Но Паульсбергъ перебилъ:

"Я приду, значитъ, завтра и попозирую тебѣ, Мильде", сказалъ онъ, взглянувъ на мольбертъ. Онъ поднялся, опорожнилъ стаканъ и началъ доставать свое пальто. Его жена тоже встала и сказала:- покойной ночи; она пожала всѣмъ крѣпко руку. Въ дверяхъ они встрѣтили фру Ханку и Иргенса и сказали имъ коротко:- покойной ночи.

Съ этой минуты всѣ оставшіеся сдѣлались неудержимо веселы. Они пили, какъ губки, и даже оба молодые поэта пили, поскольку имъ позволяли силы, и съ красными глазами говорили о Бодлэрѣ. Никто уже болѣе не сдерживался. Мильде хотѣлъ имѣть объясненіе, почему Иргенсъ требовалъ у него жженаго кофе. На что онъ ему? Вѣдь не цѣловалъ же онъ фру Ханку? Да чортъ его знаетъ! Тидеманъ слышитъ это и смѣется вмѣстѣ съ ними, смѣется громче, чѣмъ кто-либо, и говоритъ: "Да, ты правъ, самъ чортъ не разберетъ его, эту шельму!"

Тидеманъ былъ трезвѣе, чѣмъ когда-либо.

Журналистъ началъ говорить по поводу жженаго кофе, о дурномъ дыханіи вообще. Онъ говорилъ громко и смотрѣлъ на всѣхъ. Откуда происходитъ скверное дыханіе? Отъ гнилыхъ зубовъ, отъ пустыхъ зубовъ, хе-хе! Зубъ съ дупломъ заражаетъ весь ротъ. И онъ началъ подробнѣе объяснять, почему зубъ съ дупломъ заражаетъ весь ротъ.

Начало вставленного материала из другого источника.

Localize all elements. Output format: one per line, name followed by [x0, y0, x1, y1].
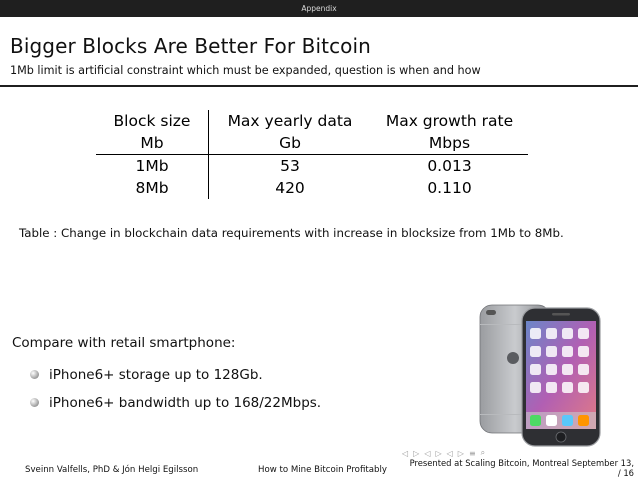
table-cell: 0.013	[427, 157, 472, 175]
footer-bar: Sveinn Valfells, PhD & Jón Helgi Egilsso…	[0, 458, 638, 479]
table-header-row: Block size Max yearly data Max growth ra…	[96, 110, 528, 132]
frame-next-icon[interactable]: ▷	[413, 448, 420, 458]
subsection-prev-icon[interactable]: ◁	[446, 448, 453, 458]
align-icon[interactable]: ≡	[468, 448, 476, 458]
table-unit-cell: Mbps	[371, 132, 528, 155]
header-bar: Appendix	[0, 0, 638, 17]
table-header-cell: Max yearly data	[227, 112, 353, 130]
section-label: Appendix	[301, 4, 337, 13]
footer-authors: Sveinn Valfells, PhD & Jón Helgi Egilsso…	[25, 465, 199, 475]
table-header-cell: Block size	[96, 110, 209, 132]
table-cell: 53	[280, 157, 300, 175]
subsection-next-icon[interactable]: ▷	[457, 448, 464, 458]
footer-venue: Presented at Scaling Bitcoin, Montreal S…	[410, 458, 634, 478]
title-area	[0, 17, 638, 84]
table-row: 1Mb 53 0.013	[96, 154, 528, 177]
table-cell: 1Mb	[96, 154, 209, 177]
compare-list: iPhone6+ storage up to 128Gb. iPhone6+ b…	[30, 361, 321, 417]
table-unit-row: Mb Gb Mbps	[96, 132, 528, 155]
footer-page-number: / 16	[617, 468, 634, 478]
section-prev-icon[interactable]: ◁	[424, 448, 431, 458]
list-item-text: iPhone6+ bandwidth up to 168/22Mbps.	[49, 395, 322, 411]
beamer-navigation: ◁ ▷ ◁ ▷ ◁ ▷ ≡ ⌕	[402, 446, 638, 460]
table-header-cell: Max growth rate	[385, 112, 514, 130]
footer-talk-title: How to Mine Bitcoin Profitably	[258, 465, 387, 475]
list-item-text: iPhone6+ storage up to 128Gb.	[49, 367, 263, 383]
footer-venue-line: Presented at Scaling Bitcoin, Montreal S…	[409, 458, 634, 468]
table-cell: 0.110	[427, 179, 472, 197]
table-caption: Table : Change in blockchain data requir…	[19, 226, 564, 240]
table-cell: 8Mb	[96, 177, 209, 199]
frame-prev-icon[interactable]: ◁	[402, 448, 409, 458]
search-icon[interactable]: ⌕	[480, 448, 486, 457]
table-cell: 420	[275, 179, 305, 197]
table-unit-cell: Mb	[96, 132, 209, 155]
bullet-icon	[30, 370, 39, 379]
title-divider	[0, 85, 638, 87]
slide-subtitle: 1Mb limit is artificial constraint which…	[10, 64, 481, 77]
blocksize-table: Block size Max yearly data Max growth ra…	[96, 110, 528, 199]
table-unit-cell: Gb	[208, 132, 371, 155]
section-next-icon[interactable]: ▷	[435, 448, 442, 458]
compare-heading: Compare with retail smartphone:	[12, 335, 236, 351]
table-row: 8Mb 420 0.110	[96, 177, 528, 199]
slide-title: Bigger Blocks Are Better For Bitcoin	[10, 34, 371, 58]
smartphone-image	[479, 304, 601, 447]
bullet-icon	[30, 398, 39, 407]
list-item: iPhone6+ storage up to 128Gb.	[30, 361, 321, 389]
list-item: iPhone6+ bandwidth up to 168/22Mbps.	[30, 389, 321, 417]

Нѣтъ, никто больше не стѣснялся, тонъ становился все свободнѣе, и разговоры принимали болѣе рѣзкій характеръ. Жеманство — это горе Норвегіи; лучше пусть погибнетъ по невѣдѣнію молоденькая дочь, чѣмъ посвятить ее во все въ свое время. Жеманство это порокъ, который въ настоящее время достигъ своего расцвѣта. "Чортъ возьми, для этого должны быть откровенные люди, которые кричали бы на улицахъ распутныя слова для того, чтобы молодыя дѣвушки во-время знакомились съ вопросами жизни… Что ты тамъ ворчишь, Тидеманъ?"

Нѣтъ, Тидеманъ не ворчалъ, и Олэ Генрихсенъ тоже не ворчалъ. Откровенные люди, это въ высшей степени оригинальная мысль! Ха-ха!

Мильде отвелъ Тидемана въ сторону:

"Дѣло въ томъ, нѣтъ ли у тебя случайно нѣсколько кронъ", сказалъ онъ.

Да, Тидеманъ пока еще не разоренъ. Сколько? Десять?